Liu was born in 1951 in Hong Kong, where his father was a news editor at the Beijing-backed Ta Kung Pao. At the age of three, his father sent him back to the family's ancestral home of Fuzhou , so he could grow up in the recently established People's Republic.

Liu recalled that at that time mainlanders had to use coupons to buy everything and sometimes he had to stand in a queue for three hours to buy 100 grammes of fatty pork.

Soon after he started school, the political climate on the mainland took a turn for the worse. As the descendant of a landlord, he had to work extra hard to earn membership in the Young Pioneer Brigade.

During Mao's 1958 campaign to get rid of the "four pests" - mosquitoes, flies, rats and sparrows - Liu had to pack dead flies in matchboxes to prove himself to his teacher.

In 1961, as the situation worsened, Liu's father summoned him back to Hong Kong where he continued his schooling. A decade later, he enrolled in Hunter College in New York, to study political science and journalism.

He was introduced to photography in his final year of university in a course taught by Life magazine's renowned photographer, Gjon Mili, and became his apprentice.

Liu's assignment to cover Mao's funeral was his first trip back to the mainland in 16 years.

"Mao died and I rushed back from Paris. I made it only as far as Guangzhou. In that very interesting trip, it suddenly dawned on me that China has entered a fundamentally new age which was yet undefined."

He noticed subtle changes in people's body language. "People were not so uptight, their shoulders began to drop, more relaxed and their steps were easier."

In 1978, Liu was posted by Time to work as a photojournalist in China, helping to set up its Beijing office. In 1981, he joined the Associated Press as its chief photojournalist in Beijing.

Liu is the author of the widely acclaimed China After Mao, which was first published in 1983. He also served as the editor of China, Portrait of a Country published in 2008.

In 1992, Liu shared the Pulitzer Prize for spot news photography with other staff of the Associated Press for their images documenting the collapse of the Soviet Union.

"Looking back, China was like the Titanic. If you were a speed boat, you could change your direction quickly. But if you were a big ship, and you wanted to change under Deng [Xiaoping] , it was much more complex because China is a big country with lots of people," he said.

"Many Chinese journalists subconsciously refuse to see China as work in progress. They incline to say it's all rubbish."

Despite the problems he saw in each of the countries where he worked, Liu said optimism always shows through in his photographs.

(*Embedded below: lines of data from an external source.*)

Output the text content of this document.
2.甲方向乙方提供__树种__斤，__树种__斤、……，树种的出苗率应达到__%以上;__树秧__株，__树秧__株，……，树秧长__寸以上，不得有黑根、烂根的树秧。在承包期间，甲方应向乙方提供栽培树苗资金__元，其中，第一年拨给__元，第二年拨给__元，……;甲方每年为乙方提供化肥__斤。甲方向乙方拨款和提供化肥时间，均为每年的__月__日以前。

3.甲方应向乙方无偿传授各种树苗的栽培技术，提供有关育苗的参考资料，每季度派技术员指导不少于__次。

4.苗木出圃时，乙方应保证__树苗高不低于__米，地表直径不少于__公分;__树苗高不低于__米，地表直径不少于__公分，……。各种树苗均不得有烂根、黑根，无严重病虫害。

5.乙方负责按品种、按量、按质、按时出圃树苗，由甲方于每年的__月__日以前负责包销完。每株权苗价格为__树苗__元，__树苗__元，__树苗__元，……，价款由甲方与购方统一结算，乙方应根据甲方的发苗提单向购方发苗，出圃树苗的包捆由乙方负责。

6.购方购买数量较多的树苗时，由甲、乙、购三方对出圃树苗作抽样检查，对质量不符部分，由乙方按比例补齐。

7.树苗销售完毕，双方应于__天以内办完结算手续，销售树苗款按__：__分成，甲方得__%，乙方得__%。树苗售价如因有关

"I take the general view that as a journalist, if you look at everything as half empty instead of half full, it's very difficult for you to move forward in your daily reporting. You see darkness everywhere," he said. "Pessimism can become a hindrance because it sometimes blocks your curiosity.

"If you are pessimistic, you take it everywhere with you. Where you don't have problems, you have to believe that mankind progresses."

"Many reporters return from China completely fed up. It's not easy. But I don't think it's that easy to be a good White House correspondent either."

But too much optimism can also colour your judgment, Liu said. "So I take the cautiously optimistic approach."

In 1994, Liu left news reporting and founded a Chinese-language lifestyle monthly magazine in Hong Kong.

Three years later, he moved back to Beijing representing Time Warner in China, and later became an executive vice-president at News Corporation in China.

Today, Liu divides his time between Beijing, Phuket and Hong Kong. "I'm lucky that I started early when I was at 25, and at 62 I'm still photographing in China."